Les plaignants — ils sont 38 à ce jour — reprochent à Apple de s'être précipitée pour commercialiser un produit inachevé sur le plan de la sécurité et de s'être injustement enrichie tout en permettant que des personnes soient victimes d'intrusions dans leur vie privée.
Le procès fait aux AirTags n'est pas nouveau. Très rapidement après leur sortie (en avril 2021), la petite balise s'est révélée un outil simple, économique et redoutablement efficace pour suivre une personne à son insu. Les maris jaloux n'avaient cure du message d'Apple enjoignant de réserver sa balise au pistage d'objets.
Alors que des faits divers alimentaient régulièrement la chronique, Apple a ajouté des fonctions de sécurité. La première et principale fut qu'un AirTag sonne lorsqu'il suivait depuis un certain moment une personne qui n'était pas son propriétaire.
Le dispositif avait ses limites : la sonnerie n'était pas d'un grand secours pour une balise cachée sous un châssis d'auto ; les utilisateurs Android n'avaient aucun moyen de contre-vérifier cette présence importune depuis leur téléphone ; d'aucuns ont trouvé le moyen de rendre l'AirTag muet en le bricolant assez simplement.
AirTags : Apple aurait posé une colle aux bidouilleurs de hautparleurs
La plainte déposée en Californie cite plusieurs témoignages de victimes — parfois très secouées émotionnellement — d'un usage détourné de la balise. Cela va de personnes qui ont été suivies par un proche ou un inconnu à des affaires plus dramatiques encore, comme une jeune femme qui a traqué et écrasé son petit ami ; une autre qui s'est fait tuer en cherchant à récupérer son bien qu'elle avait géolocalisé, ou encore, un homme qui a abattu le voleur de son véhicule.
Ces affaires ont continué de se multiplier depuis le dépôt de cette plainte explique le document. 150 cas ont été recensés aux États-Unis, affirment les plaignants et, plus récemment, dans la seule agglomération de Tulsa en Oklahoma (722 810 habitants), 19 affaires ont été comptabilisées. Sans compter celles qui se sont produites à l'étranger.
Ce qui distingue l'AirTag de tout produit concurrent, c'est sa précision inégalée, sa facilité d'utilisation (il s'intègre parfaitement dans la suite de produits existante d'Apple) et son prix abordable", indique la plainte. Avec un tarif de seulement 29 dollars, il est devenu l'arme de prédilection des harceleurs et des agresseurs.
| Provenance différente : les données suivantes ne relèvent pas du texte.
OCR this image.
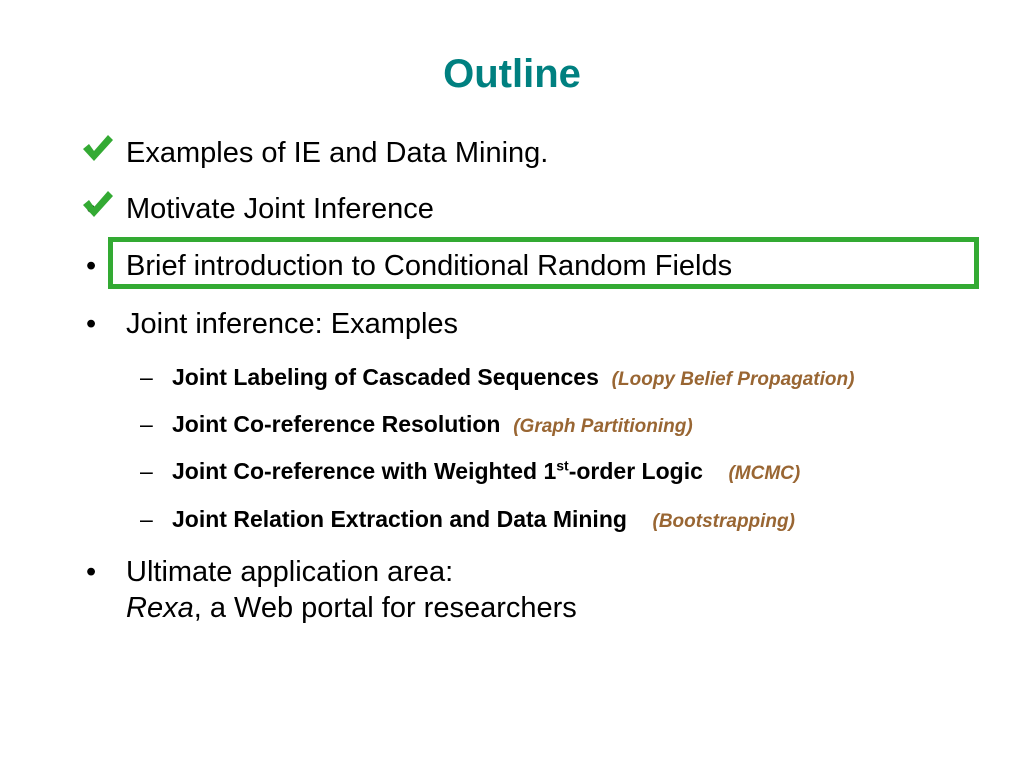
Outline
Examples of IE and Data Mining.
Motivate Joint Inference
• Brief introduction to Conditional Random Fields
• Joint inference: Examples
– Joint Labeling of Cascaded Sequences (Loopy Belief Propagation)
– Joint Co-reference Resolution (Graph Partitioning)
– Joint Co-reference with Weighted 1st-order Logic (MCMC)
– Joint Relation Extraction and Data Mining (Bootstrapping)
• Ultimate application area:
Rexa, a Web portal for researchers
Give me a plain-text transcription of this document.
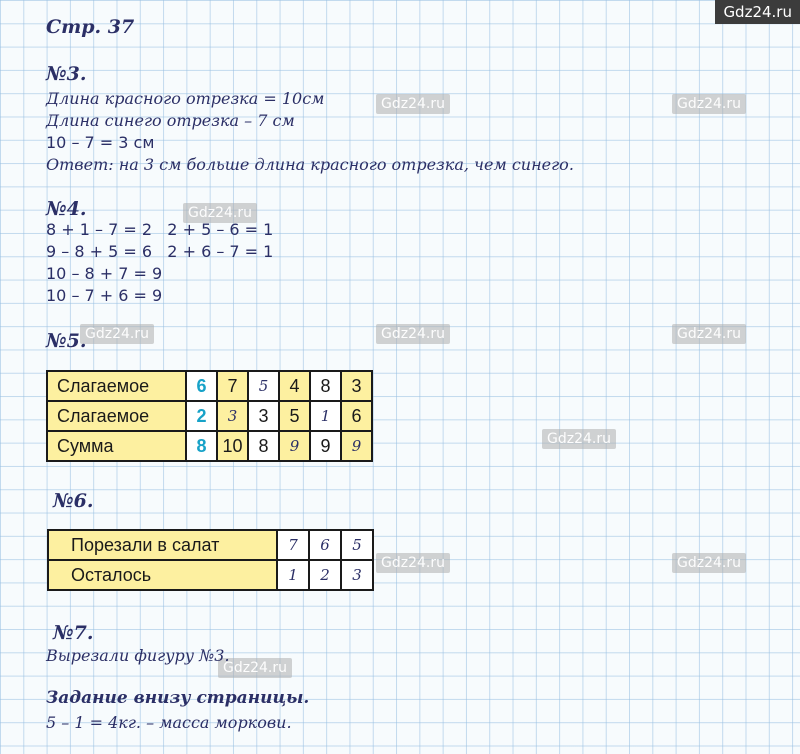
Gdz24.ru
Gdz24.ru	Gdz24.ru
Gdz24.ru
Gdz24.ru	Gdz24.ru	Gdz24.ru
Gdz24.ru
Gdz24.ru	Gdz24.ru
Gdz24.ru
Стр. 37
№3.
Длина красного отрезка = 10см
Длина синего отрезка – 7 см
10 – 7 = 3 см
Ответ: на 3 см больше длина красного отрезка, чем синего.
№4.
8 + 1 – 7 = 2   2 + 5 – 6 = 1
9 – 8 + 5 = 6   2 + 6 – 7 = 1
10 – 8 + 7 = 9
10 – 7 + 6 = 9
№5.
Слагаемое	6	7	5	4	8	3
Слагаемое	2	3	3	5	1	6
Сумма	8	10	8	9	9	9
№6.
Порезали в салат	7	6	5
Осталось	1	2	3
№7.
Вырезали фигуру №3.
Задание внизу страницы.
5 – 1 = 4кг. – масса моркови.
La plainte reproche à Apple de s'être précipitée pour lancer ce produit et d'avoir dû ajouter des fonctions de sécurité après coup, dans l'urgence (peu après la vente des AirTags des éléments tendaient à montrer qu'Apple avait prévu de sortir ce produit plus tôt, mais les périodes de confinement et l'immobilisation des populations ont pu décaler sa mise sur le marché).
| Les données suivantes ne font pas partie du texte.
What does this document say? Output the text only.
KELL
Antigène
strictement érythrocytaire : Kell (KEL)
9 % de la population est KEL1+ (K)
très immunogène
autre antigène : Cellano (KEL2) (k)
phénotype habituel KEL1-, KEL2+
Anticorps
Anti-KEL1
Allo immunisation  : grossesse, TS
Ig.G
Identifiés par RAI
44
Parmi ces modifications il y a eu l'app Android pour détecter manuellement la présence d'un AirTag. Mais ce n'était qu'une demi-mesure trop confidentielle pour être efficace. Depuis le mois d'août, Google, avec la participation d'Apple, a intégré cette fonction directement dans son système mobile pour qu'elle opère tout le temps, automatiquement.
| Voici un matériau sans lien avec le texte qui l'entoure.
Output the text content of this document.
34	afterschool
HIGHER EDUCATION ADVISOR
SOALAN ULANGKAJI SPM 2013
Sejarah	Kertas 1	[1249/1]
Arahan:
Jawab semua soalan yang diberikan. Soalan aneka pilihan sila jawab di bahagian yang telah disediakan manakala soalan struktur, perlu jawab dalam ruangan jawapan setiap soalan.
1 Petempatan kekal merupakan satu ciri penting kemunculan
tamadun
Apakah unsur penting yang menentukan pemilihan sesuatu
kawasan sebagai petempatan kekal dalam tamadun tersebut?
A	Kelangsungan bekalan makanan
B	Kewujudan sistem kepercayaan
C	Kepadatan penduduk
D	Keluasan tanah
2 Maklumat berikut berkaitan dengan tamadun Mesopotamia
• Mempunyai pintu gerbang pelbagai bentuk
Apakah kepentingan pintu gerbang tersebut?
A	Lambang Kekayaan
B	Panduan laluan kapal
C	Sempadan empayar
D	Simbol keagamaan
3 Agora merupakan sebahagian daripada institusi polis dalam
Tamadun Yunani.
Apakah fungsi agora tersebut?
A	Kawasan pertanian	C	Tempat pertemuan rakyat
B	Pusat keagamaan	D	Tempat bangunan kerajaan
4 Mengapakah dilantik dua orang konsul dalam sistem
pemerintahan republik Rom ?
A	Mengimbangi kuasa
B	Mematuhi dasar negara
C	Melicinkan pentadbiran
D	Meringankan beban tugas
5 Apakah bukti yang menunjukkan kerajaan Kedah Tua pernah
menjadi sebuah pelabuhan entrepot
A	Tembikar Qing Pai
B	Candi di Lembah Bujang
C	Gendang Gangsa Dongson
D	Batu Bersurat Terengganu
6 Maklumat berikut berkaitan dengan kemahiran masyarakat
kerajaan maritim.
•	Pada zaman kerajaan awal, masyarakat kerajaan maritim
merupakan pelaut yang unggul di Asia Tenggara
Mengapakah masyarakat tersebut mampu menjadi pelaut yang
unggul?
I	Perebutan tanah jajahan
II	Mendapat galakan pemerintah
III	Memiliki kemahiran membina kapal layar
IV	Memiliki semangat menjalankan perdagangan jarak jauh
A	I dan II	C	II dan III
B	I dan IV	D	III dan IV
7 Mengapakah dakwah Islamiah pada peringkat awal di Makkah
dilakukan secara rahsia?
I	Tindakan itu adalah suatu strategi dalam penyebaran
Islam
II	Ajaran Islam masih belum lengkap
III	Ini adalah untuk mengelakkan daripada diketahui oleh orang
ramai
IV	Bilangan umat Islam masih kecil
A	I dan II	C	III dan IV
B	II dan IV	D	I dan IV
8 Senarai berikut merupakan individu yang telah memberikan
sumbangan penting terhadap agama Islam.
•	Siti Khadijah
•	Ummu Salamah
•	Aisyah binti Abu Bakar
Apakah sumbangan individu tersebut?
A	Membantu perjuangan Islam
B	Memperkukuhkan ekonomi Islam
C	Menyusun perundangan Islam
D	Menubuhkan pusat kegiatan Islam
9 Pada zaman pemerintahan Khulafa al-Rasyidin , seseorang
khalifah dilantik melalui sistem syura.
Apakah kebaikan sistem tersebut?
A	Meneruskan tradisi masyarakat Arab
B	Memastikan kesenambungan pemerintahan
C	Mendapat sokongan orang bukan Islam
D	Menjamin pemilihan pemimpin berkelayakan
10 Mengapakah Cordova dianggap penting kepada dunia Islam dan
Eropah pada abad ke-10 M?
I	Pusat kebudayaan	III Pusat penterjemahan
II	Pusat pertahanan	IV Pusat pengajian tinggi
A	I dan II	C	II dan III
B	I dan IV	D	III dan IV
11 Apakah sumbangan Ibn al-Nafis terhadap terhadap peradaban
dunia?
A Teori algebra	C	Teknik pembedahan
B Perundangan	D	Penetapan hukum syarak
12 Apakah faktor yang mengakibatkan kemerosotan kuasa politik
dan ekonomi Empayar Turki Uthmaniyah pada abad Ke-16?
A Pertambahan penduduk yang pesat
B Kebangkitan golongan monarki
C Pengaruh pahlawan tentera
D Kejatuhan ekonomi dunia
Les AirTags ne sont plus invisibles pour Android
Eva Galperin, la directrice de la cybersécurité à l'Electronic Frontier Foundation, note les efforts d'Apple depuis deux ans pour limiter les risques et les abus, tout en estimant qu'il était « honteux » de les avoir sortis sans plus de garde-fous. Interrogée par Ars Technica elle s'inquiète de la nouvelle fonction de partage d'un AirTag entre plusieurs personnes, introduite avec iOS 17.
Le propriétaire d'un AirTag peut inviter jusqu'à 5 personnes à utiliser une même balise. Le reproche que fait Eva Galperin, est que lorsqu'une personne reçoit une alerte, elle pourra avoir un fragment d'information sur l'identité du propriétaire de la balise (le numéro de téléphone apparaît tronqué), mais elle sera dans l'ignorance des autres individus (ou autres appareils en sa possession s'il a plusieurs comptes iCloud) qui se partagent le mouchard et qui peuvent en suivre aussi le moindre déplacement.
iOS 17 : comment partager un AirTag entre plusieurs personnes
Apple, pour sa part, doit intervenir dans cette affaire à la fin octobre et elle entend demander le rejet de la plainte.